If her growth doesn't pick up, we'll have to put in a feeding tube.  We're really hoping to avoid this.  It's more surgery, it's more equipment, it's a pain, and it can actually make it harder for kids to learn to eat because they aren't as hungry during the day.  But it would save me a lot of trouble and stress trying to get precious calories into her.  (If only she could have some of my extra pounds!)  If we have to go this route, it won't be the end of the world.  She came really close to getting one before she can home from the hospital, actually, so we were kind of used to the idea.  But now that she's so busy and healthy and such a big kid, it feels like we'd be taking a big step back.  I'd just rather not cut a hole in her stomach.

Before we jump to a g-tube, then we'll try a few new therapies, namely feeding therapies.  We'll see an occupational therapist (OT) and a speech-language pathologist (SLP) for evaluations.  Both OT's and SLP's work with feeding, and since we're not sure if it's an oral-motor issue, a sensory issue, a straight-up behavior modification issue, or something else entirely, we'll start out with both of them and let them decide who needs to follow her.  Since I also have some concerns about non-food-related sensory and speech issues, I'm really glad that she's going to get a full evaluation from an expert in each discipline.  The good news is that a) I have talked to several mothers whose kids have really benefited from feeding therapy and b) there are really good OT's and SLP's at Sumner Station, which is half as close to our home as Vandy is.

That's especially good news because there's a distinct possibility that we'd follow with each of them weekly, which would put our weekly schedule up to 2.5 therapies (since PT has now dropped to every other week!) and one Early Intervention session - plus all the doctor's and WIC appointments.  Phew.  I'm reminded that I left the working world so that I could focus more on Becca's care - and it looks like that was a really, really good decision!

That's where we are.  In some ways, we are back at square 1.  Eating has been the perennial challenge.  But maybe now we'll get the help we need.  And I'll admit, it couldn't come at a better time for me (except maybe sooner!) - I'm about at my breaking point with mealtimes.  Of course, I try not to let Becca see my frustration, but yesterday, she literally ate cheese, a couple of cheese poofs, and a few Cheez-Its, and that is all.  Ugh.  I know stressing out about it will only make it worse.  She's to the age now that I'm trying to avoid talking about her "problems" in front of her, so if you call for an update, please understand that I'm trying to be discreet around her.  I also feel like I've somehow messed up her eating forever.  I've been able to get plenty of other kids to eat, but the one that I am mother to just won't eat.  Again, blaming myself doesn't help, either, but, it's easy to do...so feel free to load up the encouragement.  :)

This Thanksgiving, I'm wildly thankful for my precious girl...even with our challenges.  Who knows, maybe she'll be inspired by the gorgefest that is sure to take place at my parents' house in a few days - maybe the 6 cousins can work some magic on her!


  1. Don't give up.
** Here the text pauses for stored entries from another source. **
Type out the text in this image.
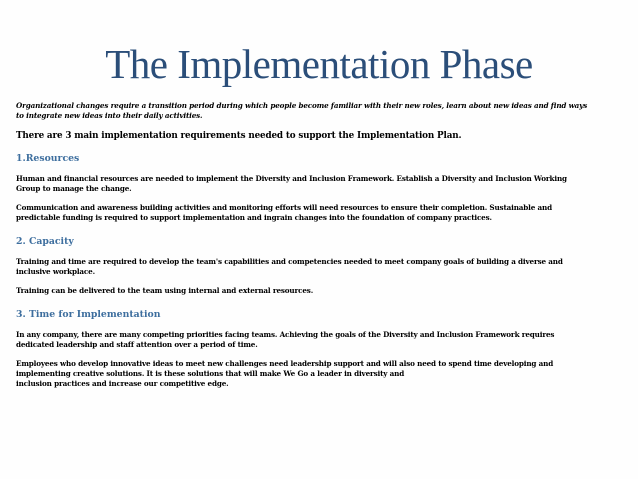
The Implementation Phase
Organizational changes require a transition period during which people become familiar with their new roles, learn about new ideas and find ways
to integrate new ideas into their daily activities.
There are 3 main implementation requirements needed to support the Implementation Plan.
1.Resources
Human and financial resources are needed to implement the Diversity and Inclusion Framework. Establish a Diversity and Inclusion Working
Group to manage the change.
Communication and awareness building activities and monitoring efforts will need resources to ensure their completion. Sustainable and
predictable funding is required to support implementation and ingrain changes into the foundation of company practices.
2. Capacity
Training and time are required to develop the team's capabilities and competencies needed to meet company goals of building a diverse and
inclusive workplace.
Training can be delivered to the team using internal and external resources.
3. Time for Implementation
In any company, there are many competing priorities facing teams. Achieving the goals of the Diversity and Inclusion Framework requires
dedicated leadership and staff attention over a period of time.
Employees who develop innovative ideas to meet new challenges need leadership support and will also need to spend time developing and
implementing creative solutions. It is these solutions that will make We Go a leader in diversity and
inclusion practices and increase our competitive edge.
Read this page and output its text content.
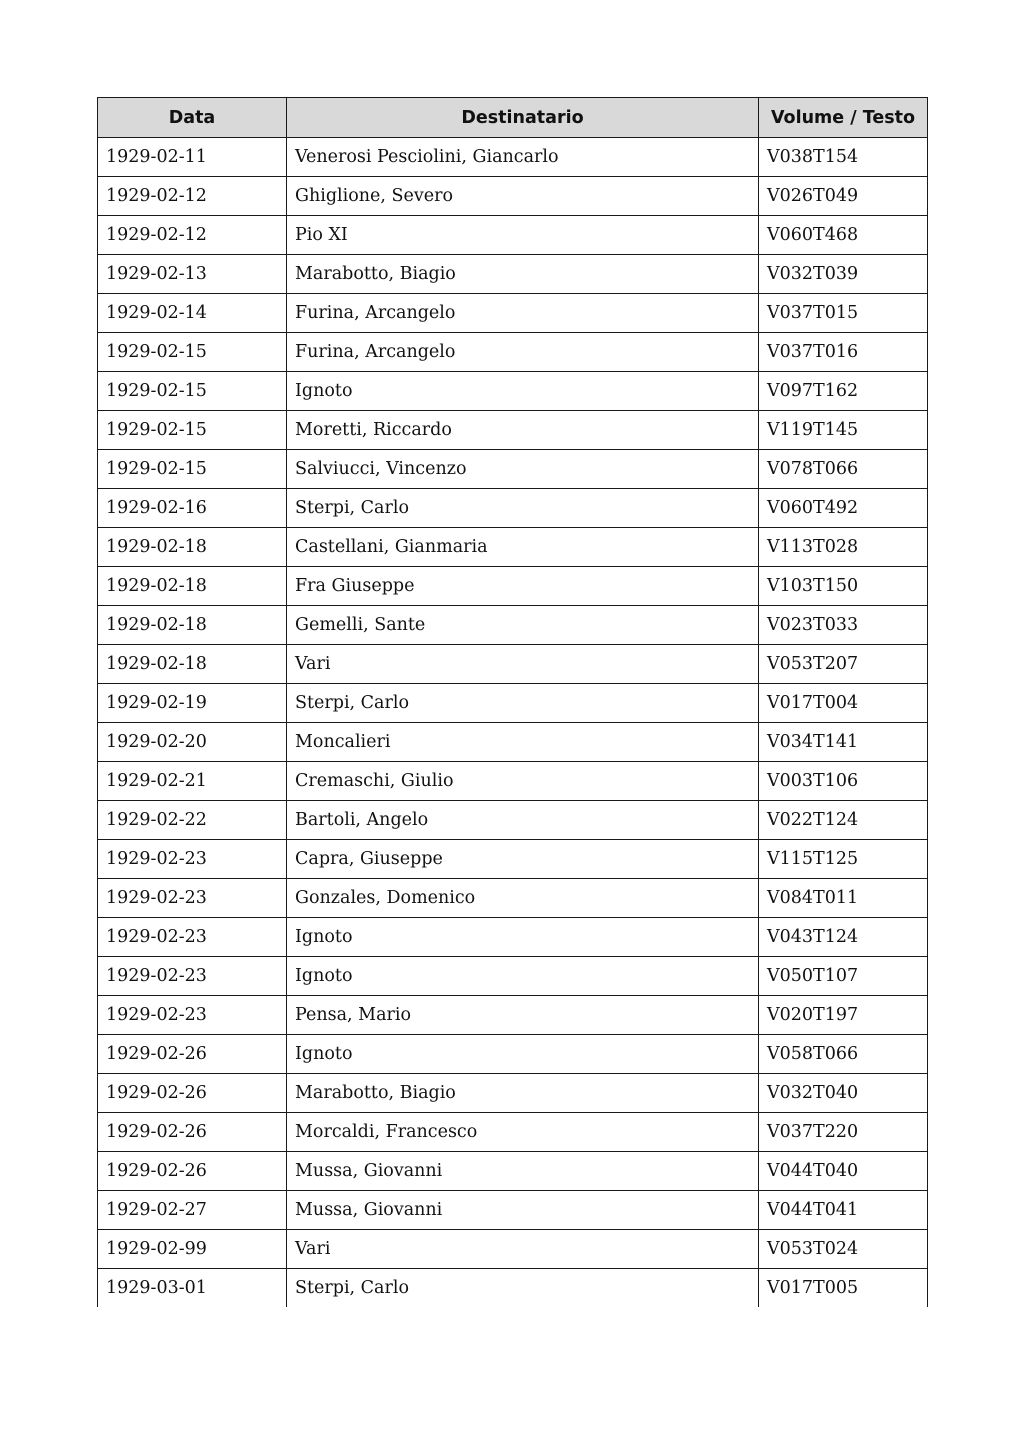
Data	Destinatario	Volume / Testo
1929-02-11	Venerosi Pesciolini, Giancarlo	V038T154
1929-02-12	Ghiglione, Severo	V026T049
1929-02-12	Pio XI	V060T468
1929-02-13	Marabotto, Biagio	V032T039
1929-02-14	Furina, Arcangelo	V037T015
1929-02-15	Furina, Arcangelo	V037T016
1929-02-15	Ignoto	V097T162
1929-02-15	Moretti, Riccardo	V119T145
1929-02-15	Salviucci, Vincenzo	V078T066
1929-02-16	Sterpi, Carlo	V060T492
1929-02-18	Castellani, Gianmaria	V113T028
1929-02-18	Fra Giuseppe	V103T150
1929-02-18	Gemelli, Sante	V023T033
1929-02-18	Vari	V053T207
1929-02-19	Sterpi, Carlo	V017T004
1929-02-20	Moncalieri	V034T141
1929-02-21	Cremaschi, Giulio	V003T106
1929-02-22	Bartoli, Angelo	V022T124
1929-02-23	Capra, Giuseppe	V115T125
1929-02-23	Gonzales, Domenico	V084T011
1929-02-23	Ignoto	V043T124
1929-02-23	Ignoto	V050T107
1929-02-23	Pensa, Mario	V020T197
1929-02-26	Ignoto	V058T066
1929-02-26	Marabotto, Biagio	V032T040
1929-02-26	Morcaldi, Francesco	V037T220
1929-02-26	Mussa, Giovanni	V044T040
1929-02-27	Mussa, Giovanni	V044T041
1929-02-99	Vari	V053T024
1929-03-01	Sterpi, Carlo	V017T005
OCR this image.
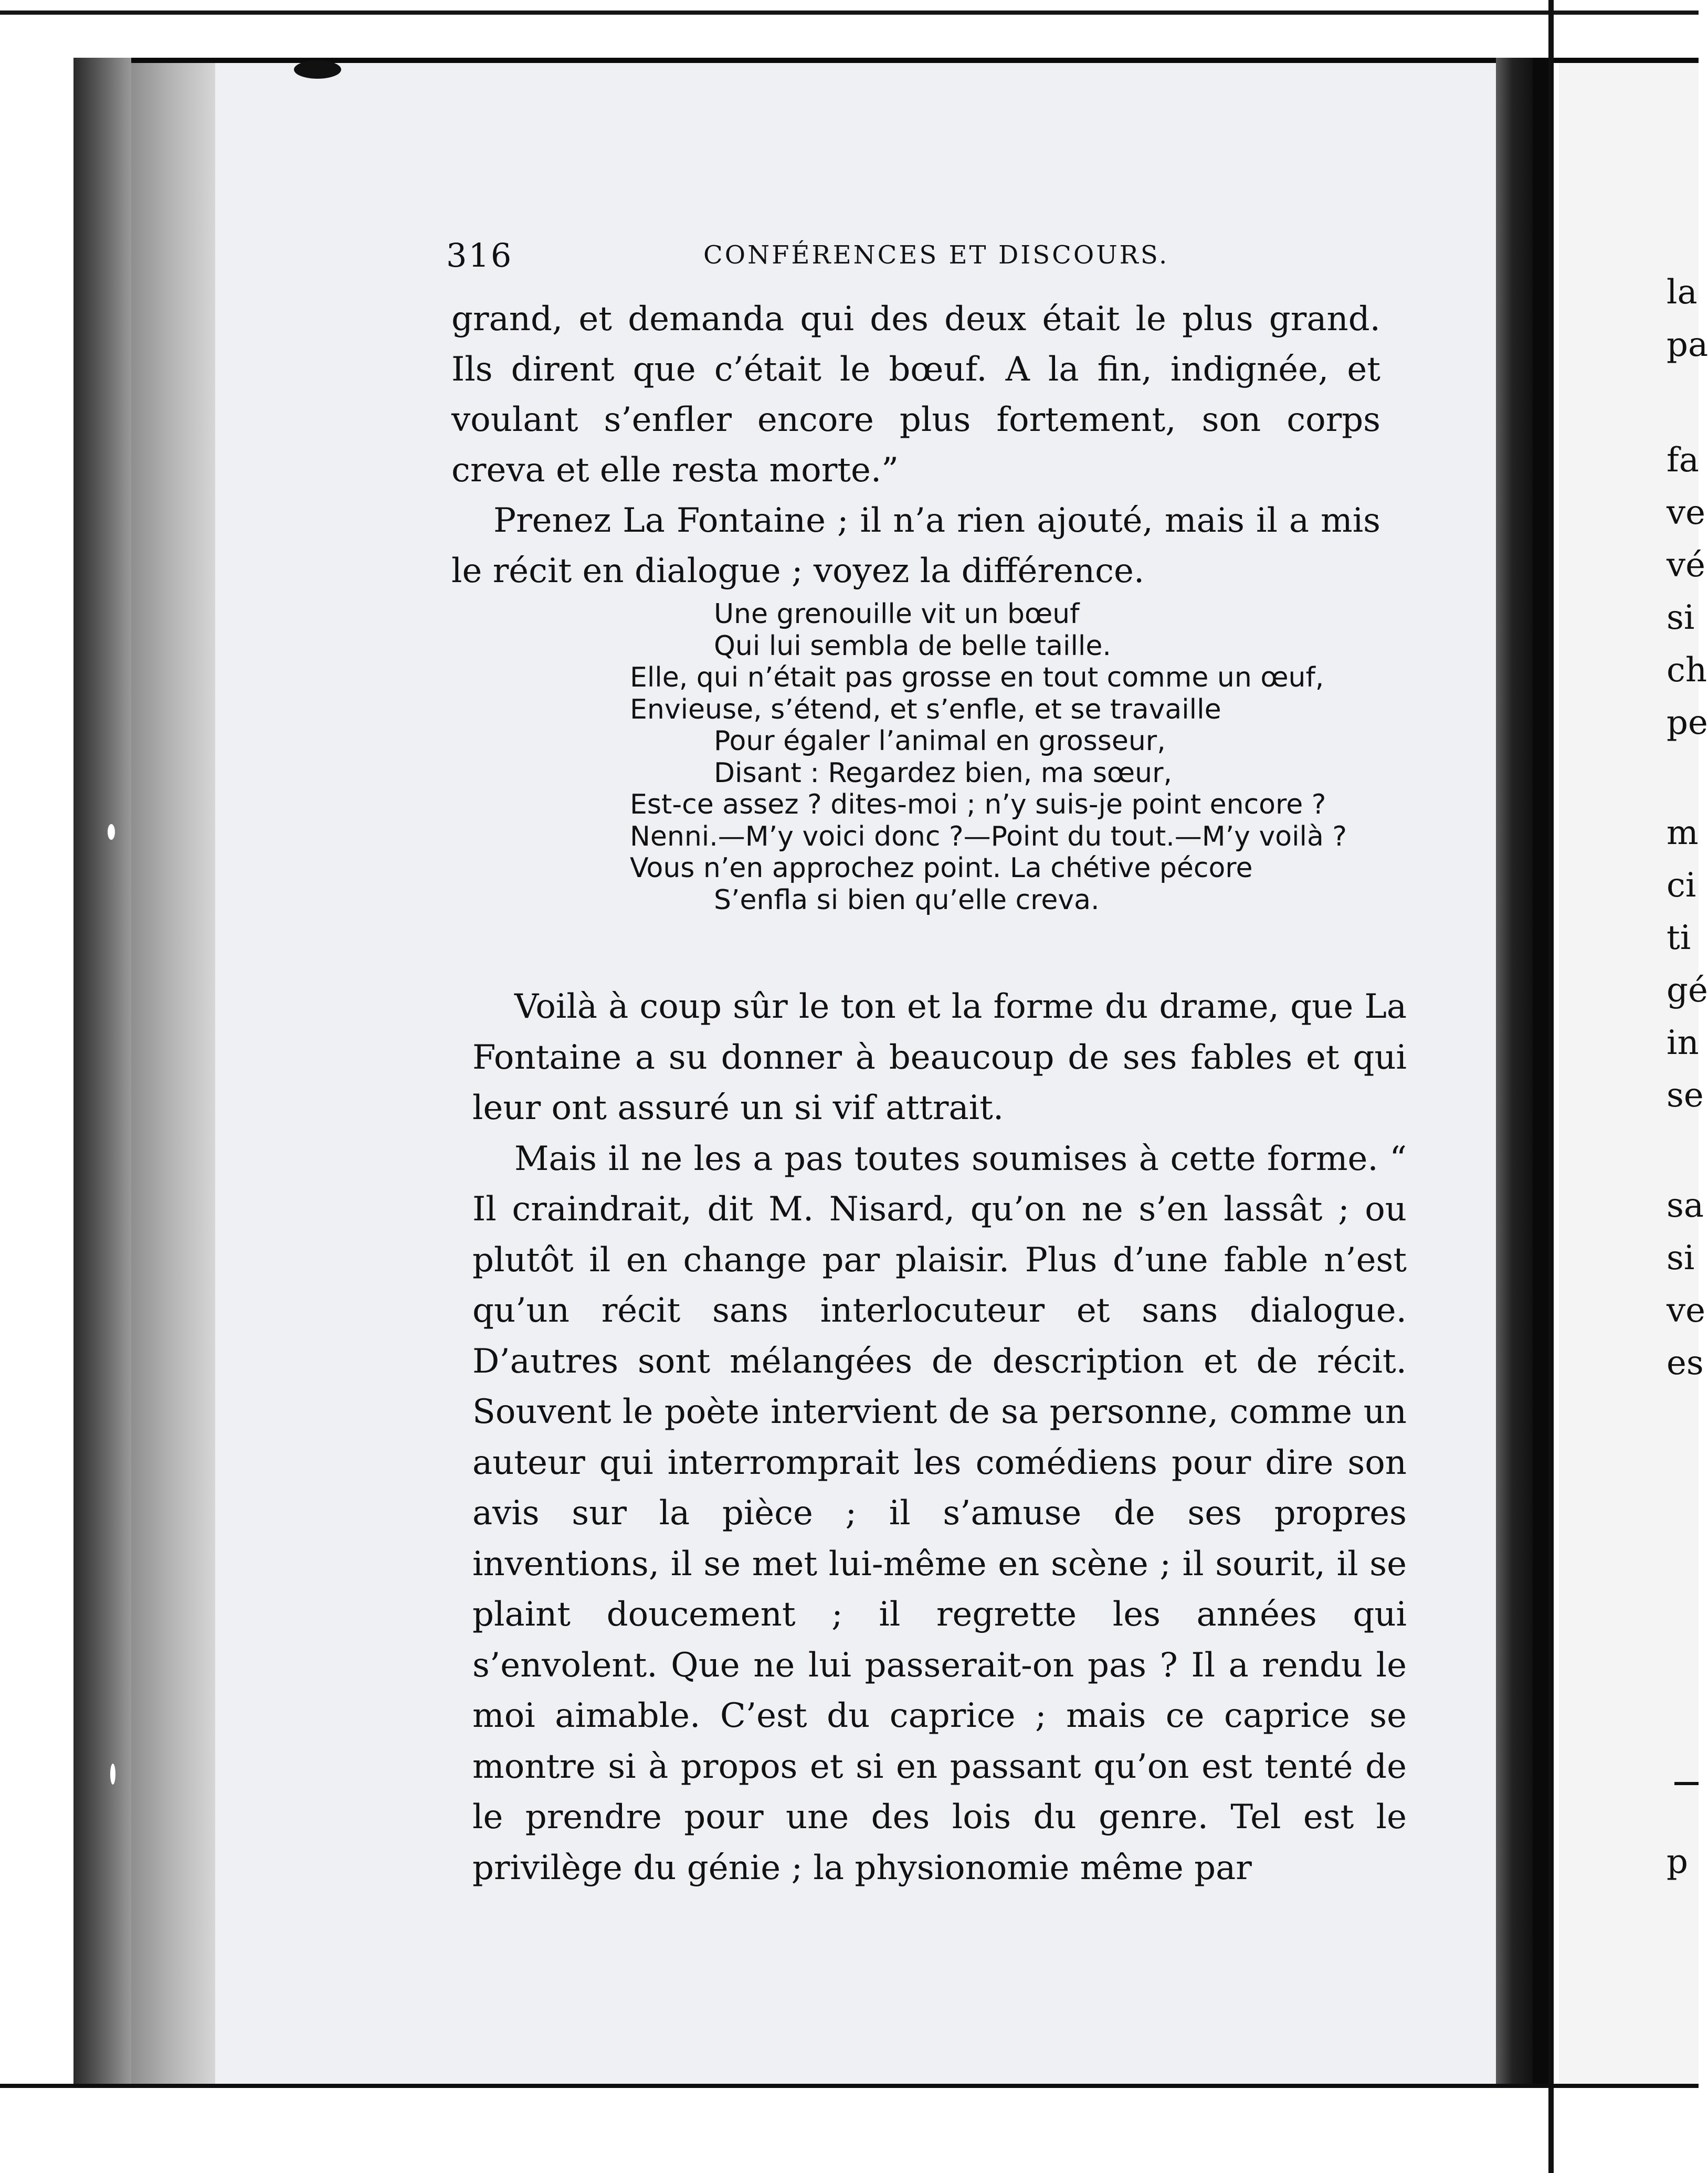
316	CONFÉRENCES ET DISCOURS.

grand, et demanda qui des deux était le plus grand. Ils dirent que c’était le bœuf. A la fin, indignée, et voulant s’enfler encore plus fortement, son corps creva et elle resta morte.”

Prenez La Fontaine ; il n’a rien ajouté, mais il a mis le récit en dialogue ; voyez la différence.

Une grenouille vit un bœuf
Qui lui sembla de belle taille.
Elle, qui n’était pas grosse en tout comme un œuf,
Envieuse, s’étend, et s’enfle, et se travaille
Pour égaler l’animal en grosseur,
Disant : Regardez bien, ma sœur,
Est-ce assez ? dites-moi ; n’y suis-je point encore ?
Nenni.—M’y voici donc ?—Point du tout.—M’y voilà ?
Vous n’en approchez point. La chétive pécore
S’enfla si bien qu’elle creva.

Voilà à coup sûr le ton et la forme du drame, que La Fontaine a su donner à beaucoup de ses fables et qui leur ont assuré un si vif attrait.

Mais il ne les a pas toutes soumises à cette forme. “ Il craindrait, dit M. Nisard, qu’on ne s’en lassât ; ou plutôt il en change par plaisir. Plus d’une fable n’est qu’un récit sans interlocuteur et sans dialogue. D’autres sont mélangées de description et de récit. Souvent le poète intervient de sa personne, comme un auteur qui interromprait les comédiens pour dire son avis sur la pièce ; il s’amuse de ses propres inventions, il se met lui-même en scène ; il sourit, il se plaint doucement ; il regrette les années qui s’envolent. Que ne lui passerait-on pas ? Il a rendu le moi aimable. C’est du caprice ; mais ce caprice se montre si à propos et si en passant qu’on est tenté de le prendre pour une des lois du genre. Tel est le privilège du génie ; la physionomie même par

la
pa
fa
ve
vé
si
ch
pe
m
ci
ti
gé
in
se
sa
si
ve
es
p
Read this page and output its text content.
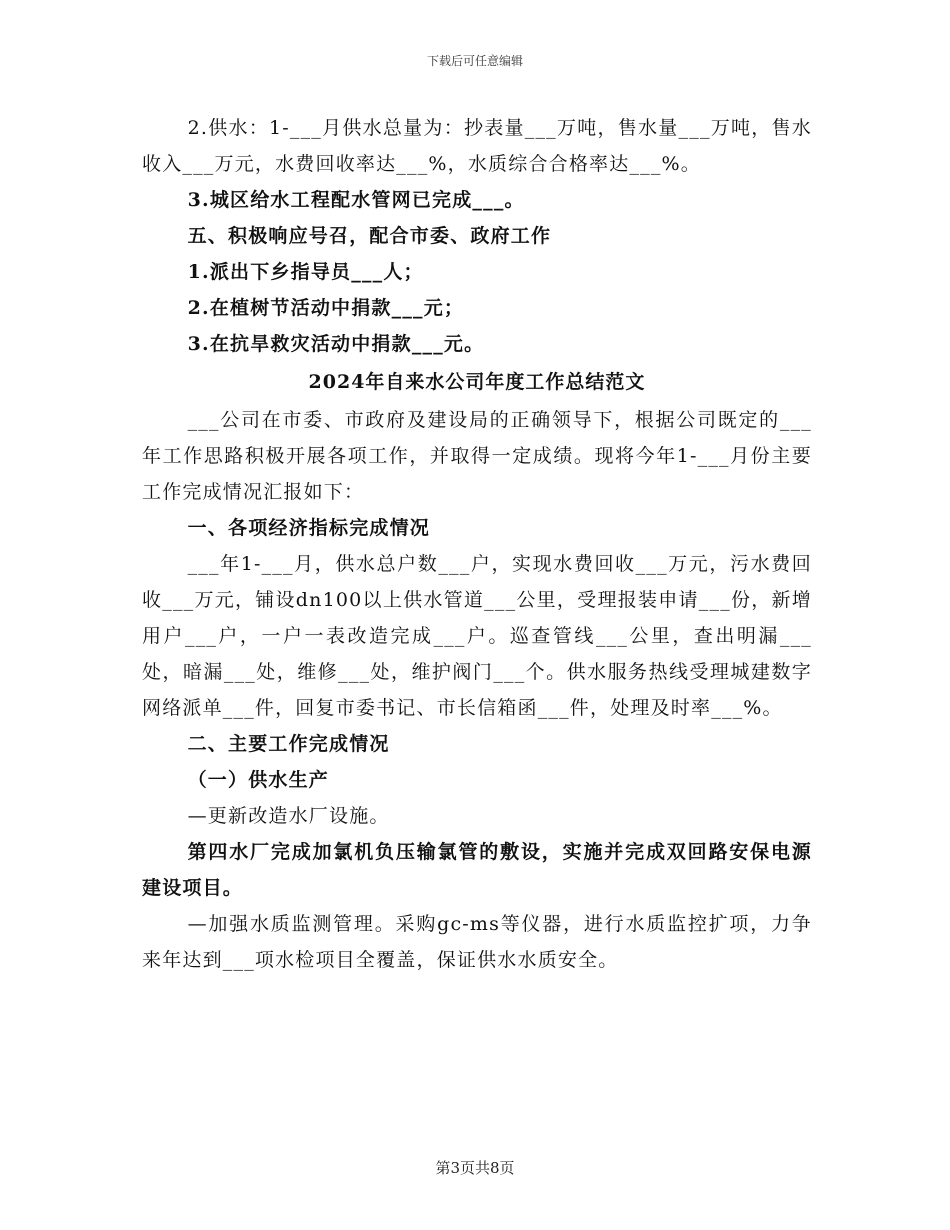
下载后可任意编辑

2.供水：1-___月供水总量为：抄表量___万吨，售水量___万吨，售水收入___万元，水费回收率达___%，水质综合合格率达___%。

3.城区给水工程配水管网已完成___。

五、积极响应号召，配合市委、政府工作

1.派出下乡指导员___人；

2.在植树节活动中捐款___元；

3.在抗旱救灾活动中捐款___元。

2024年自来水公司年度工作总结范文

___公司在市委、市政府及建设局的正确领导下，根据公司既定的___年工作思路积极开展各项工作，并取得一定成绩。现将今年1-___月份主要工作完成情况汇报如下：

一、各项经济指标完成情况

___年1-___月，供水总户数___户，实现水费回收___万元，污水费回收___万元，铺设dn100以上供水管道___公里，受理报装申请___份，新增用户___户，一户一表改造完成___户。巡查管线___公里，查出明漏___处，暗漏___处，维修___处，维护阀门___个。供水服务热线受理城建数字网络派单___件，回复市委书记、市长信箱函___件，处理及时率___%。

二、主要工作完成情况

（一）供水生产

—更新改造水厂设施。

第四水厂完成加氯机负压输氯管的敷设，实施并完成双回路安保电源建设项目。

—加强水质监测管理。采购gc-ms等仪器，进行水质监控扩项，力争来年达到___项水检项目全覆盖，保证供水水质安全。

第3页共8页
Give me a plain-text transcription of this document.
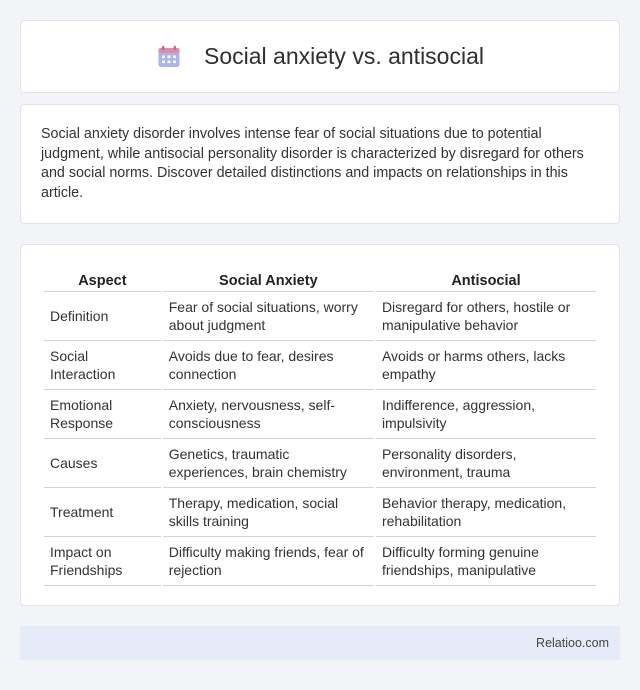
Social anxiety vs. antisocial

Social anxiety disorder involves intense fear of social situations due to potential judgment, while antisocial personality disorder is characterized by disregard for others and social norms. Discover detailed distinctions and impacts on relationships in this article.

Aspect	Social Anxiety	Antisocial
Definition	Fear of social situations, worry about judgment	Disregard for others, hostile or manipulative behavior
Social Interaction	Avoids due to fear, desires connection	Avoids or harms others, lacks empathy
Emotional Response	Anxiety, nervousness, self-consciousness	Indifference, aggression, impulsivity
Causes	Genetics, traumatic experiences, brain chemistry	Personality disorders, environment, trauma
Treatment	Therapy, medication, social skills training	Behavior therapy, medication, rehabilitation
Impact on Friendships	Difficulty making friends, fear of rejection	Difficulty forming genuine friendships, manipulative
Relatioo.com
At least she is eating something. Cheesy poofs are food. I hope the therapies will help and she does not have to get a tube. I will keep praying.

  2. You are a FANTASTIC mommy! Hope you don't ever doubt it (well, any more than we're all supposed to doubt our good-mommyness ;)).

  3. Don't give up and if it helps - a lot of kids go through this. Ben still doesn't eat much. We've taken to giving him vitamin supplements of iron because he won't eat. He's perfectly happy with bread, juice and fruit. No protein, no veggies, no sugar. He weighs the same as his sister who is 10 days shy of being 2 years younger. We've been up and down on his weight curve and though he has dropped off of it several times - usually he gets back to his 6th percentile line. He's 4 1/2 and he's still in the 6th percentile. Nothing like your itty bitty but he's my itty bitty. My daughter on the other hand eats - always has and her weight has never been an issue (hope that stays that way). You can do this. Remember that though eating is important - your love for more is more important. You know there are ways to get her nutrition - whether through therapy, tubes, or supplements. You can do this.